Boss Pays Workers Out of Pocket After Factory Fire
An organic pizza company is rebounding after a fire leveled their local factory to ashes.
The company, Rustic Crust and American Flatbread, decided to keep their workers on the payroll until a temporary facility could be built.
The job loss could have had a devastating impact on the local economy. The company is the second largest employer in the area, employing over a 100 workers at their factory location.
The four-alarm fire was one of the worst the New Hampshire town had seen. Fire crews from 18 surrounding cities fought the blaze, depleting most of the town's water supply. Worker Paul Cote says he watched the factory burn to the ground, describing it as "an inferno" and unlike anything he'd ever seen.

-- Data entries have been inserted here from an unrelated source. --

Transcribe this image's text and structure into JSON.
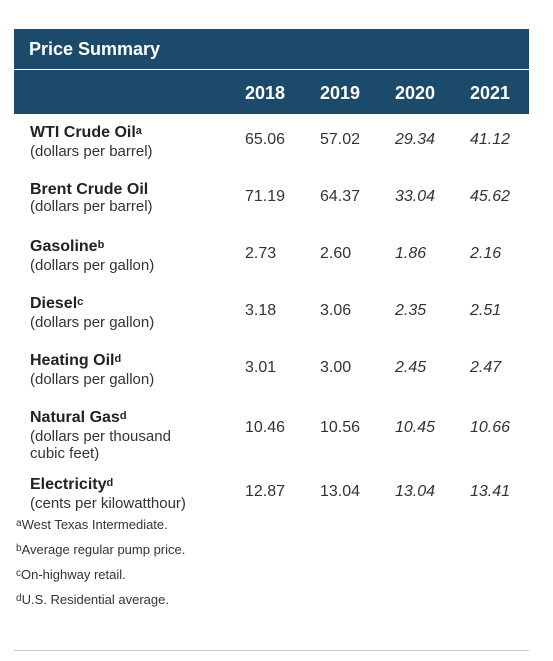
{
  "title": "Price Summary",
  "years": [
    "2018",
    "2019",
    "2020",
    "2021"
  ],
  "rows": [
    {
      "name": "WTI Crude Oil",
      "sup": "a",
      "unit": "(dollars per barrel)",
      "values": [
        "65.06",
        "57.02",
        "29.34",
        "41.12"
      ]
    },
    {
      "name": "Brent Crude Oil",
      "sup": "",
      "unit": "(dollars per barrel)",
      "values": [
        "71.19",
        "64.37",
        "33.04",
        "45.62"
      ]
    },
    {
      "name": "Gasoline",
      "sup": "b",
      "unit": "(dollars per gallon)",
      "values": [
        "2.73",
        "2.60",
        "1.86",
        "2.16"
      ]
    },
    {
      "name": "Diesel",
      "sup": "c",
      "unit": "(dollars per gallon)",
      "values": [
        "3.18",
        "3.06",
        "2.35",
        "2.51"
      ]
    },
    {
      "name": "Heating Oil",
      "sup": "d",
      "unit": "(dollars per gallon)",
      "values": [
        "3.01",
        "3.00",
        "2.45",
        "2.47"
      ]
    },
    {
      "name": "Natural Gas",
      "sup": "d",
      "unit": "(dollars per thousand cubic feet)",
      "values": [
        "10.46",
        "10.56",
        "10.45",
        "10.66"
      ]
    },
    {
      "name": "Electricity",
      "sup": "d",
      "unit": "(cents per kilowatthour)",
      "values": [
        "12.87",
        "13.04",
        "13.04",
        "13.41"
      ]
    }
  ],
  "footnotes": [
    {
      "mark": "a",
      "text": "West Texas Intermediate."
    },
    {
      "mark": "b",
      "text": "Average regular pump price."
    },
    {
      "mark": "c",
      "text": "On-highway retail."
    },
    {
      "mark": "d",
      "text": "U.S. Residential average."
    }
  ],
  "colors": {
    "header_bg": "#1b4a6b",
    "header_text": "#ffffff"
  }
}
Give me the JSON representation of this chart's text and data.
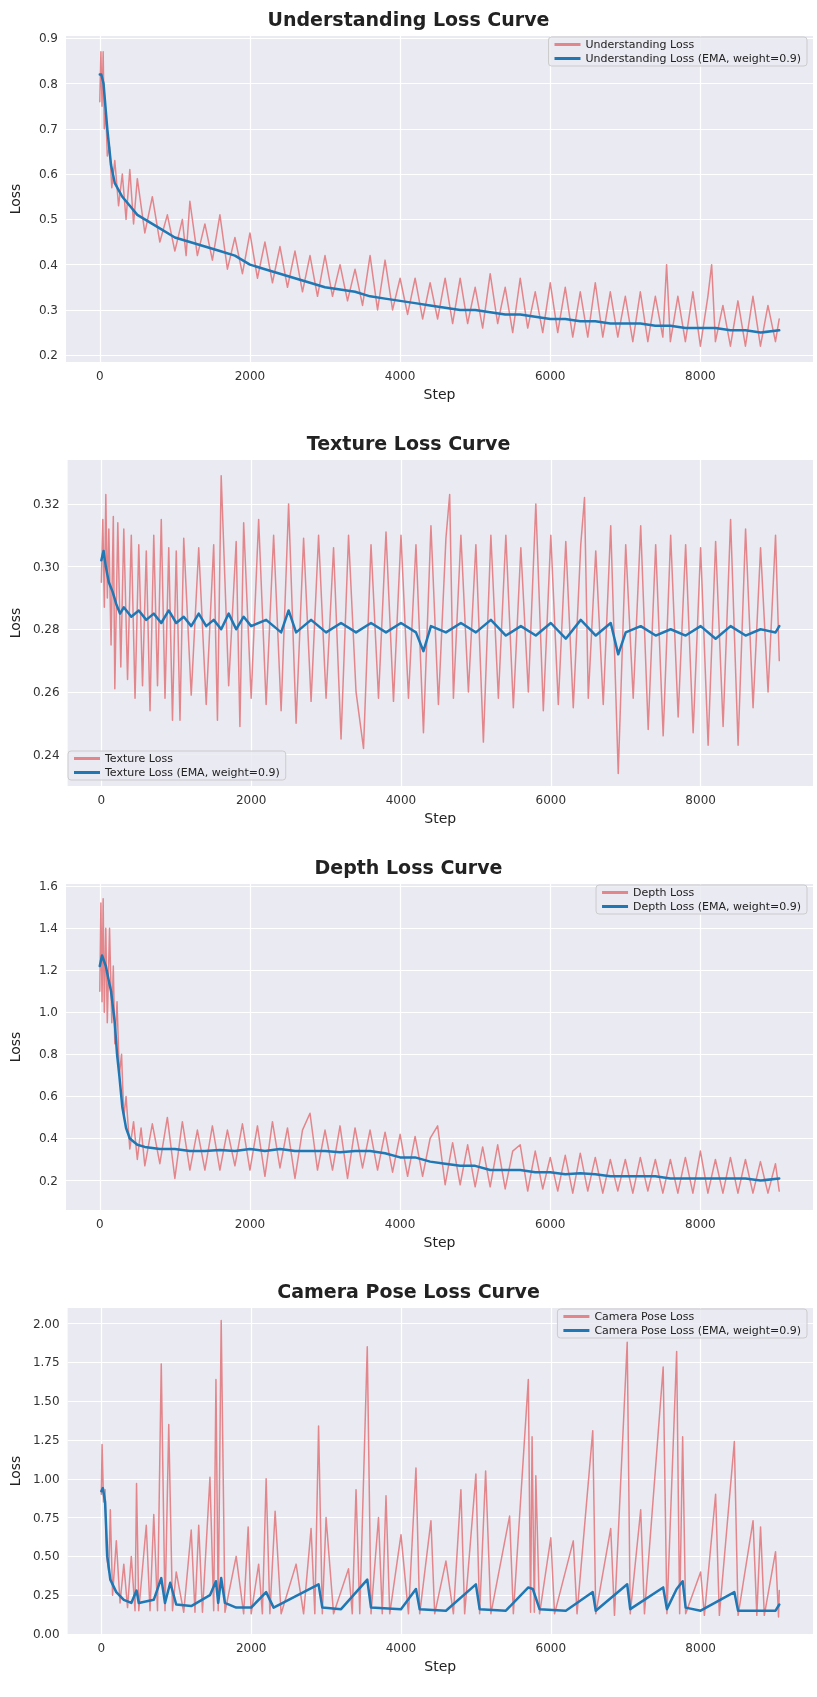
{
  "chart_data": [
    {
      "type": "line",
      "title": "Understanding Loss Curve",
      "xlabel": "Step",
      "ylabel": "Loss",
      "xlim": [
        -450,
        9500
      ],
      "xticks": [
        0,
        2000,
        4000,
        6000,
        8000
      ],
      "ylim": [
        0.185,
        0.905
      ],
      "yticks": [
        0.2,
        0.3,
        0.4,
        0.5,
        0.6,
        0.7,
        0.8,
        0.9
      ],
      "grid": true,
      "legend": "top right",
      "marker": "none",
      "line_style": "solid",
      "series": [
        {
          "name": "Understanding Loss",
          "color": "#e3868b",
          "x": [
            0,
            15,
            30,
            45,
            60,
            80,
            100,
            130,
            160,
            200,
            250,
            300,
            350,
            400,
            450,
            500,
            600,
            700,
            800,
            900,
            1000,
            1100,
            1150,
            1200,
            1300,
            1400,
            1500,
            1600,
            1700,
            1800,
            1900,
            2000,
            2100,
            2200,
            2300,
            2400,
            2500,
            2600,
            2700,
            2800,
            2900,
            3000,
            3100,
            3200,
            3300,
            3400,
            3500,
            3600,
            3700,
            3800,
            3900,
            4000,
            4100,
            4200,
            4300,
            4400,
            4500,
            4600,
            4700,
            4800,
            4900,
            5000,
            5100,
            5200,
            5300,
            5400,
            5500,
            5600,
            5700,
            5800,
            5900,
            6000,
            6100,
            6200,
            6300,
            6400,
            6500,
            6600,
            6700,
            6800,
            6900,
            7000,
            7100,
            7200,
            7300,
            7400,
            7500,
            7550,
            7600,
            7700,
            7800,
            7900,
            8000,
            8100,
            8150,
            8200,
            8300,
            8400,
            8500,
            8600,
            8700,
            8800,
            8900,
            9000,
            9050
          ],
          "values": [
            0.76,
            0.87,
            0.75,
            0.87,
            0.7,
            0.74,
            0.64,
            0.66,
            0.57,
            0.63,
            0.53,
            0.6,
            0.5,
            0.61,
            0.49,
            0.59,
            0.47,
            0.55,
            0.45,
            0.51,
            0.43,
            0.5,
            0.42,
            0.54,
            0.42,
            0.49,
            0.41,
            0.51,
            0.39,
            0.46,
            0.38,
            0.47,
            0.37,
            0.45,
            0.36,
            0.44,
            0.35,
            0.43,
            0.34,
            0.42,
            0.33,
            0.42,
            0.33,
            0.4,
            0.32,
            0.39,
            0.31,
            0.42,
            0.3,
            0.41,
            0.3,
            0.37,
            0.29,
            0.37,
            0.28,
            0.36,
            0.28,
            0.37,
            0.27,
            0.37,
            0.27,
            0.35,
            0.26,
            0.38,
            0.27,
            0.35,
            0.25,
            0.37,
            0.26,
            0.34,
            0.25,
            0.36,
            0.25,
            0.35,
            0.24,
            0.34,
            0.24,
            0.36,
            0.24,
            0.34,
            0.24,
            0.33,
            0.23,
            0.34,
            0.23,
            0.33,
            0.24,
            0.4,
            0.23,
            0.33,
            0.23,
            0.34,
            0.22,
            0.33,
            0.4,
            0.23,
            0.31,
            0.22,
            0.32,
            0.22,
            0.33,
            0.22,
            0.31,
            0.23,
            0.28
          ]
        },
        {
          "name": "Understanding Loss (EMA, weight=0.9)",
          "color": "#1f77b4",
          "x": [
            0,
            20,
            50,
            100,
            150,
            200,
            300,
            400,
            500,
            600,
            800,
            1000,
            1200,
            1400,
            1600,
            1800,
            2000,
            2200,
            2400,
            2600,
            2800,
            3000,
            3200,
            3400,
            3600,
            3800,
            4000,
            4200,
            4400,
            4600,
            4800,
            5000,
            5200,
            5400,
            5600,
            5800,
            6000,
            6200,
            6400,
            6600,
            6800,
            7000,
            7200,
            7400,
            7600,
            7800,
            8000,
            8200,
            8400,
            8600,
            8800,
            9050
          ],
          "values": [
            0.82,
            0.82,
            0.8,
            0.7,
            0.62,
            0.58,
            0.55,
            0.53,
            0.51,
            0.5,
            0.48,
            0.46,
            0.45,
            0.44,
            0.43,
            0.42,
            0.4,
            0.39,
            0.38,
            0.37,
            0.36,
            0.35,
            0.345,
            0.34,
            0.33,
            0.325,
            0.32,
            0.315,
            0.31,
            0.305,
            0.3,
            0.3,
            0.295,
            0.29,
            0.29,
            0.285,
            0.28,
            0.28,
            0.275,
            0.275,
            0.27,
            0.27,
            0.27,
            0.265,
            0.265,
            0.26,
            0.26,
            0.26,
            0.255,
            0.255,
            0.25,
            0.255
          ]
        }
      ]
    },
    {
      "type": "line",
      "title": "Texture Loss Curve",
      "xlabel": "Step",
      "ylabel": "Loss",
      "xlim": [
        -450,
        9500
      ],
      "xticks": [
        0,
        2000,
        4000,
        6000,
        8000
      ],
      "ylim": [
        0.23,
        0.334
      ],
      "yticks": [
        0.24,
        0.26,
        0.28,
        {
          "value": 0.3,
          "label": "0.30"
        },
        0.32
      ],
      "grid": true,
      "legend": "bottom left",
      "marker": "none",
      "line_style": "solid",
      "series": [
        {
          "name": "Texture Loss",
          "color": "#e3868b",
          "x": [
            0,
            20,
            40,
            60,
            80,
            100,
            130,
            160,
            180,
            220,
            260,
            300,
            350,
            400,
            450,
            500,
            550,
            600,
            650,
            700,
            750,
            800,
            850,
            900,
            950,
            1000,
            1050,
            1100,
            1200,
            1300,
            1400,
            1500,
            1550,
            1600,
            1700,
            1800,
            1850,
            1900,
            2000,
            2100,
            2200,
            2300,
            2400,
            2500,
            2600,
            2700,
            2800,
            2900,
            3000,
            3100,
            3200,
            3300,
            3400,
            3500,
            3600,
            3700,
            3800,
            3900,
            4000,
            4100,
            4200,
            4300,
            4400,
            4500,
            4600,
            4650,
            4700,
            4800,
            4900,
            5000,
            5100,
            5200,
            5300,
            5400,
            5500,
            5600,
            5700,
            5800,
            5900,
            6000,
            6100,
            6200,
            6300,
            6400,
            6450,
            6500,
            6600,
            6700,
            6800,
            6900,
            7000,
            7100,
            7200,
            7300,
            7400,
            7500,
            7600,
            7700,
            7800,
            7900,
            8000,
            8100,
            8200,
            8300,
            8400,
            8500,
            8600,
            8700,
            8800,
            8900,
            9000,
            9050
          ],
          "values": [
            0.295,
            0.315,
            0.287,
            0.323,
            0.29,
            0.312,
            0.275,
            0.316,
            0.261,
            0.314,
            0.268,
            0.312,
            0.264,
            0.31,
            0.258,
            0.307,
            0.262,
            0.305,
            0.254,
            0.31,
            0.262,
            0.315,
            0.258,
            0.306,
            0.251,
            0.305,
            0.251,
            0.309,
            0.259,
            0.306,
            0.256,
            0.307,
            0.251,
            0.329,
            0.262,
            0.308,
            0.249,
            0.314,
            0.258,
            0.315,
            0.256,
            0.31,
            0.254,
            0.32,
            0.25,
            0.309,
            0.257,
            0.31,
            0.258,
            0.306,
            0.245,
            0.31,
            0.26,
            0.242,
            0.307,
            0.258,
            0.311,
            0.257,
            0.31,
            0.258,
            0.307,
            0.247,
            0.313,
            0.256,
            0.309,
            0.323,
            0.258,
            0.31,
            0.26,
            0.307,
            0.244,
            0.31,
            0.258,
            0.31,
            0.255,
            0.306,
            0.26,
            0.32,
            0.254,
            0.31,
            0.256,
            0.308,
            0.255,
            0.307,
            0.322,
            0.258,
            0.305,
            0.256,
            0.313,
            0.234,
            0.307,
            0.258,
            0.313,
            0.248,
            0.307,
            0.246,
            0.31,
            0.252,
            0.307,
            0.247,
            0.306,
            0.243,
            0.308,
            0.249,
            0.315,
            0.243,
            0.312,
            0.255,
            0.306,
            0.26,
            0.31,
            0.27
          ]
        },
        {
          "name": "Texture Loss (EMA, weight=0.9)",
          "color": "#1f77b4",
          "x": [
            0,
            30,
            60,
            100,
            150,
            200,
            250,
            300,
            400,
            500,
            600,
            700,
            800,
            900,
            1000,
            1100,
            1200,
            1300,
            1400,
            1500,
            1600,
            1700,
            1800,
            1900,
            2000,
            2200,
            2400,
            2500,
            2600,
            2800,
            3000,
            3200,
            3400,
            3600,
            3800,
            4000,
            4200,
            4300,
            4400,
            4600,
            4800,
            5000,
            5200,
            5400,
            5600,
            5800,
            6000,
            6200,
            6400,
            6600,
            6800,
            6900,
            7000,
            7200,
            7400,
            7600,
            7800,
            8000,
            8200,
            8400,
            8600,
            8800,
            9000,
            9050
          ],
          "values": [
            0.302,
            0.305,
            0.3,
            0.295,
            0.292,
            0.288,
            0.285,
            0.287,
            0.284,
            0.286,
            0.283,
            0.285,
            0.282,
            0.286,
            0.282,
            0.284,
            0.281,
            0.285,
            0.281,
            0.283,
            0.28,
            0.285,
            0.28,
            0.284,
            0.281,
            0.283,
            0.279,
            0.286,
            0.279,
            0.283,
            0.279,
            0.282,
            0.279,
            0.282,
            0.279,
            0.282,
            0.279,
            0.273,
            0.281,
            0.279,
            0.282,
            0.279,
            0.283,
            0.278,
            0.281,
            0.278,
            0.282,
            0.277,
            0.283,
            0.278,
            0.282,
            0.272,
            0.279,
            0.281,
            0.278,
            0.28,
            0.278,
            0.281,
            0.277,
            0.281,
            0.278,
            0.28,
            0.279,
            0.281
          ]
        }
      ]
    },
    {
      "type": "line",
      "title": "Depth Loss Curve",
      "xlabel": "Step",
      "ylabel": "Loss",
      "xlim": [
        -450,
        9500
      ],
      "xticks": [
        0,
        2000,
        4000,
        6000,
        8000
      ],
      "ylim": [
        0.06,
        1.61
      ],
      "yticks": [
        0.2,
        0.4,
        0.6,
        0.8,
        {
          "value": 1,
          "label": "1.0"
        },
        1.2,
        1.4,
        1.6
      ],
      "grid": true,
      "legend": "top right",
      "marker": "none",
      "line_style": "solid",
      "series": [
        {
          "name": "Depth Loss",
          "color": "#e3868b",
          "x": [
            0,
            15,
            30,
            45,
            60,
            80,
            100,
            130,
            160,
            180,
            200,
            230,
            260,
            290,
            320,
            350,
            400,
            450,
            500,
            550,
            600,
            700,
            800,
            900,
            1000,
            1100,
            1200,
            1300,
            1400,
            1500,
            1600,
            1700,
            1800,
            1900,
            2000,
            2100,
            2200,
            2300,
            2400,
            2500,
            2600,
            2700,
            2800,
            2900,
            3000,
            3100,
            3200,
            3300,
            3400,
            3500,
            3600,
            3700,
            3800,
            3900,
            4000,
            4100,
            4200,
            4300,
            4400,
            4500,
            4600,
            4700,
            4800,
            4900,
            5000,
            5100,
            5200,
            5300,
            5400,
            5500,
            5600,
            5700,
            5800,
            5900,
            6000,
            6100,
            6200,
            6300,
            6400,
            6500,
            6600,
            6700,
            6800,
            6900,
            7000,
            7100,
            7200,
            7300,
            7400,
            7500,
            7600,
            7700,
            7800,
            7900,
            8000,
            8100,
            8200,
            8300,
            8400,
            8500,
            8600,
            8700,
            8800,
            8900,
            9000,
            9050
          ],
          "values": [
            1.1,
            1.52,
            1.05,
            1.54,
            1.0,
            1.4,
            0.95,
            1.4,
            0.95,
            1.22,
            0.85,
            1.05,
            0.7,
            0.8,
            0.5,
            0.6,
            0.35,
            0.48,
            0.3,
            0.45,
            0.27,
            0.47,
            0.28,
            0.5,
            0.21,
            0.48,
            0.25,
            0.44,
            0.25,
            0.46,
            0.25,
            0.44,
            0.27,
            0.47,
            0.25,
            0.46,
            0.22,
            0.48,
            0.26,
            0.45,
            0.21,
            0.44,
            0.52,
            0.25,
            0.44,
            0.25,
            0.46,
            0.21,
            0.45,
            0.26,
            0.44,
            0.25,
            0.43,
            0.24,
            0.42,
            0.22,
            0.41,
            0.22,
            0.4,
            0.46,
            0.18,
            0.38,
            0.18,
            0.37,
            0.17,
            0.36,
            0.17,
            0.37,
            0.16,
            0.34,
            0.37,
            0.15,
            0.34,
            0.16,
            0.31,
            0.15,
            0.32,
            0.14,
            0.33,
            0.15,
            0.31,
            0.14,
            0.3,
            0.15,
            0.3,
            0.14,
            0.31,
            0.15,
            0.3,
            0.14,
            0.3,
            0.14,
            0.31,
            0.14,
            0.34,
            0.14,
            0.3,
            0.14,
            0.31,
            0.14,
            0.3,
            0.14,
            0.29,
            0.14,
            0.28,
            0.15
          ]
        },
        {
          "name": "Depth Loss (EMA, weight=0.9)",
          "color": "#1f77b4",
          "x": [
            0,
            30,
            50,
            80,
            120,
            150,
            200,
            230,
            260,
            300,
            350,
            400,
            500,
            600,
            800,
            1000,
            1200,
            1400,
            1600,
            1800,
            2000,
            2200,
            2400,
            2600,
            2800,
            3000,
            3200,
            3400,
            3600,
            3800,
            4000,
            4200,
            4400,
            4600,
            4800,
            5000,
            5200,
            5400,
            5600,
            5800,
            6000,
            6200,
            6400,
            6600,
            6800,
            7000,
            7200,
            7400,
            7600,
            7800,
            8000,
            8200,
            8400,
            8600,
            8800,
            9050
          ],
          "values": [
            1.22,
            1.27,
            1.25,
            1.22,
            1.15,
            1.1,
            0.95,
            0.8,
            0.7,
            0.55,
            0.45,
            0.4,
            0.37,
            0.36,
            0.35,
            0.35,
            0.34,
            0.34,
            0.345,
            0.34,
            0.35,
            0.34,
            0.35,
            0.34,
            0.34,
            0.34,
            0.335,
            0.34,
            0.34,
            0.33,
            0.31,
            0.31,
            0.29,
            0.28,
            0.27,
            0.27,
            0.25,
            0.25,
            0.25,
            0.24,
            0.24,
            0.23,
            0.235,
            0.23,
            0.22,
            0.22,
            0.22,
            0.22,
            0.21,
            0.21,
            0.21,
            0.21,
            0.21,
            0.21,
            0.2,
            0.21
          ]
        }
      ]
    },
    {
      "type": "line",
      "title": "Camera Pose Loss Curve",
      "xlabel": "Step",
      "ylabel": "Loss",
      "xlim": [
        -450,
        9500
      ],
      "xticks": [
        0,
        2000,
        4000,
        6000,
        8000
      ],
      "ylim": [
        0,
        2.1
      ],
      "yticks": [
        {
          "value": 0,
          "label": "0.00"
        },
        0.25,
        {
          "value": 0.5,
          "label": "0.50"
        },
        0.75,
        {
          "value": 1,
          "label": "1.00"
        },
        1.25,
        {
          "value": 1.5,
          "label": "1.50"
        },
        1.75,
        {
          "value": 2,
          "label": "2.00"
        }
      ],
      "grid": true,
      "legend": "top right",
      "marker": "none",
      "line_style": "solid",
      "series": [
        {
          "name": "Camera Pose Loss",
          "color": "#e3868b",
          "x": [
            0,
            10,
            30,
            50,
            70,
            100,
            120,
            150,
            200,
            250,
            300,
            350,
            400,
            450,
            470,
            500,
            600,
            650,
            700,
            750,
            800,
            850,
            900,
            950,
            1000,
            1100,
            1200,
            1250,
            1300,
            1350,
            1450,
            1500,
            1530,
            1560,
            1600,
            1650,
            1800,
            1900,
            1960,
            2000,
            2100,
            2150,
            2200,
            2250,
            2320,
            2400,
            2600,
            2700,
            2800,
            2850,
            2900,
            2950,
            3000,
            3100,
            3300,
            3350,
            3400,
            3450,
            3550,
            3600,
            3700,
            3750,
            3800,
            3850,
            4000,
            4100,
            4200,
            4250,
            4400,
            4450,
            4600,
            4700,
            4800,
            4850,
            5000,
            5050,
            5130,
            5200,
            5450,
            5500,
            5700,
            5730,
            5750,
            5780,
            5800,
            5850,
            6000,
            6050,
            6300,
            6350,
            6560,
            6600,
            6800,
            6850,
            7020,
            7060,
            7200,
            7250,
            7500,
            7550,
            7680,
            7720,
            7760,
            7800,
            8000,
            8050,
            8200,
            8250,
            8450,
            8500,
            8700,
            8750,
            8800,
            8850,
            9000,
            9040,
            9050
          ],
          "values": [
            0.9,
            1.22,
            0.85,
            0.93,
            0.5,
            0.4,
            0.8,
            0.25,
            0.6,
            0.2,
            0.45,
            0.17,
            0.5,
            0.15,
            0.97,
            0.15,
            0.7,
            0.15,
            0.77,
            0.15,
            1.74,
            0.15,
            1.35,
            0.15,
            0.4,
            0.14,
            0.67,
            0.14,
            0.7,
            0.14,
            1.01,
            0.15,
            1.64,
            0.15,
            2.02,
            0.14,
            0.5,
            0.13,
            0.69,
            0.13,
            0.45,
            0.13,
            1.0,
            0.13,
            0.79,
            0.13,
            0.45,
            0.13,
            0.68,
            0.13,
            1.34,
            0.13,
            0.75,
            0.13,
            0.42,
            0.13,
            0.93,
            0.13,
            1.85,
            0.13,
            0.75,
            0.13,
            0.89,
            0.13,
            0.64,
            0.13,
            1.07,
            0.13,
            0.73,
            0.13,
            0.47,
            0.13,
            0.93,
            0.13,
            1.03,
            0.13,
            1.05,
            0.13,
            0.76,
            0.13,
            1.64,
            0.14,
            1.27,
            0.14,
            1.02,
            0.13,
            0.62,
            0.13,
            0.6,
            0.13,
            1.31,
            0.13,
            0.68,
            0.12,
            1.88,
            0.13,
            0.8,
            0.13,
            1.72,
            0.13,
            1.82,
            0.13,
            1.27,
            0.13,
            0.4,
            0.12,
            0.9,
            0.12,
            1.24,
            0.12,
            0.73,
            0.12,
            0.69,
            0.12,
            0.53,
            0.11,
            0.28
          ]
        },
        {
          "name": "Camera Pose Loss (EMA, weight=0.9)",
          "color": "#1f77b4",
          "x": [
            0,
            20,
            50,
            80,
            120,
            200,
            300,
            400,
            470,
            500,
            700,
            800,
            850,
            920,
            1000,
            1200,
            1450,
            1530,
            1560,
            1600,
            1650,
            1800,
            2000,
            2200,
            2300,
            2900,
            2950,
            3200,
            3550,
            3600,
            4000,
            4200,
            4250,
            4600,
            5000,
            5050,
            5400,
            5700,
            5760,
            5850,
            6200,
            6560,
            6600,
            7020,
            7060,
            7500,
            7550,
            7680,
            7760,
            7800,
            8000,
            8450,
            8500,
            9000,
            9050
          ],
          "values": [
            0.92,
            0.94,
            0.85,
            0.5,
            0.35,
            0.27,
            0.22,
            0.2,
            0.28,
            0.2,
            0.22,
            0.36,
            0.2,
            0.33,
            0.19,
            0.18,
            0.25,
            0.34,
            0.2,
            0.36,
            0.2,
            0.17,
            0.17,
            0.27,
            0.17,
            0.32,
            0.17,
            0.16,
            0.35,
            0.17,
            0.16,
            0.29,
            0.16,
            0.15,
            0.32,
            0.16,
            0.15,
            0.3,
            0.29,
            0.16,
            0.15,
            0.27,
            0.15,
            0.32,
            0.16,
            0.3,
            0.16,
            0.29,
            0.34,
            0.17,
            0.15,
            0.27,
            0.15,
            0.15,
            0.19
          ]
        }
      ]
    }
  ]
}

"I was warm, fifty feet away," Cote explains. "I was hot. I mean it was horrible, it was devastating."
The factory was reduced to ash and could have left its 100 workers jobless, but CEO Brad Sterl was determined to keep the company alive despite the tragedy. The executive paid all his workers out of pocket, he even offered training and other benefits during the lag time.
"You know, paying one hundred thousand dollars a week in payroll sounds like a lot of money," Sterl says. In the scheme of losing those people or having those people be distressed in the process and not be ready when you're ready for them, you can't think of what that cost is."
New Hampshire Gov. Maggie Hassan (D) attending the groundbreaking and said that business friendly economic conditions in the state helped the organize pizza company bounce back.
"We really value entrepreneurs and we are a can-do state. I like to say we are an all hands on deck state," Hassan said. "When something happens like this, we really roll up our sleeves and come together."
Rustic Crust broke ground on their new factory and hopes to be fully operational by the fall. And as for the workers, they say they are thankful the fire didn't take everything from them.
"Staying in work was everything to my family, to everyone in town," Cote says. "It was great that we could."